Flying Words

Only Words? Words Shape Reality for Better or Worse

We have an opportunity before us, say Thiago Gagliano-Jucá and Caroline Apovian. They are writing in Annals of Internal Medicine to reflect on the implications of words we use in healthcare. Specifically, they are talking about the words providers attach to obesity – words like morbid. These are words that leave patients feeling judged. Such words shape the reality of experiences in healthcare that diminishes people living with obesity and harms their health.

These words are rude, disrespectful, and need to go.

Rude Words Fly Farther with OpenNotes

Gagliano-Jucá and Apovian start with the fact that the OpenNote initiative is now a legal requirement in healthcare. That means that the notes and observations that go into patient records are now available to patients. Before this rule took effect, healthcare providers could write whatever they wanted about patients in their records and patients would never see it.

It turns out that when patients see medical notes about them, they too often find offensive and harsh judgments against them. In one study, descriptions of obesity were a most frequent source of offense. It makes it worse that providers often don’t even discuss the subject as a health issue. It’s a silent, unilateral, and personal judgment – especially with terminology like morbid obesity.

The Morbid Label

We do not have morbid cancer or morbid heart disease. But we have morbid obesity because of the suggestion in 1970 that people with severe obesity belong in a freak show:

“When an obese individual attains the Gargantuan level of the fat man or fat woman in the circus and maintains this degree of massive obesity for many years, we believe the adjective morbid should be added to emphasize the serious health implications and severe, life-shortening hazards of such grotesque accumulations of fat.”

Though that description came from a medical journal, it has more in common with a puritanical screed. But it worked. Morbid obesity is language that embedded itself in medical records quite easily.

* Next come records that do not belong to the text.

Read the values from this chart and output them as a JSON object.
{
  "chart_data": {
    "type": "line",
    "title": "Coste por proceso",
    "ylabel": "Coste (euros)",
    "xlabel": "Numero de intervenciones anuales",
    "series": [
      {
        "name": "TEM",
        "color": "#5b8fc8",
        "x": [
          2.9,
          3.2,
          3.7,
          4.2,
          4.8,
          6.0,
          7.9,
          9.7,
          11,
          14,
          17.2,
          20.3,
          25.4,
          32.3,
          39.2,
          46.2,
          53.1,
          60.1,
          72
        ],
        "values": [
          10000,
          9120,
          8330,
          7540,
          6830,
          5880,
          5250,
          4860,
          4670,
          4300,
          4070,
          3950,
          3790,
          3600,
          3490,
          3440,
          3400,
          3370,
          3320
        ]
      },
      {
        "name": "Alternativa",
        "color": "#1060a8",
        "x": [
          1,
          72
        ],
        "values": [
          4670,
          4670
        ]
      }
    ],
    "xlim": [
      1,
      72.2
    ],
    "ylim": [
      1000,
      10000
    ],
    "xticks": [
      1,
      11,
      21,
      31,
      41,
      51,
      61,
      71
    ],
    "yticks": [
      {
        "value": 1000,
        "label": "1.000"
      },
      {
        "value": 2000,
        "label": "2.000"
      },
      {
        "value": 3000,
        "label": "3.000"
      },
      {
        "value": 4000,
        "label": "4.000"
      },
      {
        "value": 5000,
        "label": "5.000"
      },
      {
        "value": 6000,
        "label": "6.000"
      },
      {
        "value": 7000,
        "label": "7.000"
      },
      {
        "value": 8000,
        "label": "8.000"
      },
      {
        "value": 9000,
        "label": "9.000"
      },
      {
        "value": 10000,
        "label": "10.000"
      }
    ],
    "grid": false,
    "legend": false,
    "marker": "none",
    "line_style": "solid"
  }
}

Word Shape Thoughts, Feelings, and Health

Some people are disdainful about using respectful language – some dismiss it as political correctness. But psychologist Rachel Goldman reminds us how important words can be:

“Even though one specific word, or label, doesn’t define us, the words we use and the words we hear can become internalized. Eventually we believe them. Our thoughts, emotions, and behaviors are all linked, and therefore, one word can impact how we feel about ourselves. It becomes a vicious cycle.”

These harsh words are the seeds for self-stigma. The result of self-stigma is worse health outcomes. So healthcare providers are in the wrong profession if they can live with being the source of this. As Gagliano-Jucá and Apovian rightly suggest, it’s time to take the morbid out of obesity.

Click here for this important commentary in Annals of Internal Medicine.

Flying Words, photograph © Nalo Souleyman / flickr

Subscribe by email to follow the accumulating evidence and observations that shape our view of health, obesity, and policy.


September 22, 2021

2 Responses to “Only Words? Words Shape Reality for Better or Worse”

  1. September 22, 2021 at 1:58 pm, Donna Kasznel said:

    The language in the 1970 article is horrifying! “The basic factor of gluttony…” Unbelievable! When health care professionals/researchers deem that kind of language appropriate in a peer-reviewed journal, I can only imagine how they addressed their ‘gluttonous’ patients!

    • September 22, 2021 at 2:35 pm, Ted said:

      You’re right Donna. Knowing that this is the source of the term, “morbid obesity,” tells us a lot about the bias it conveys.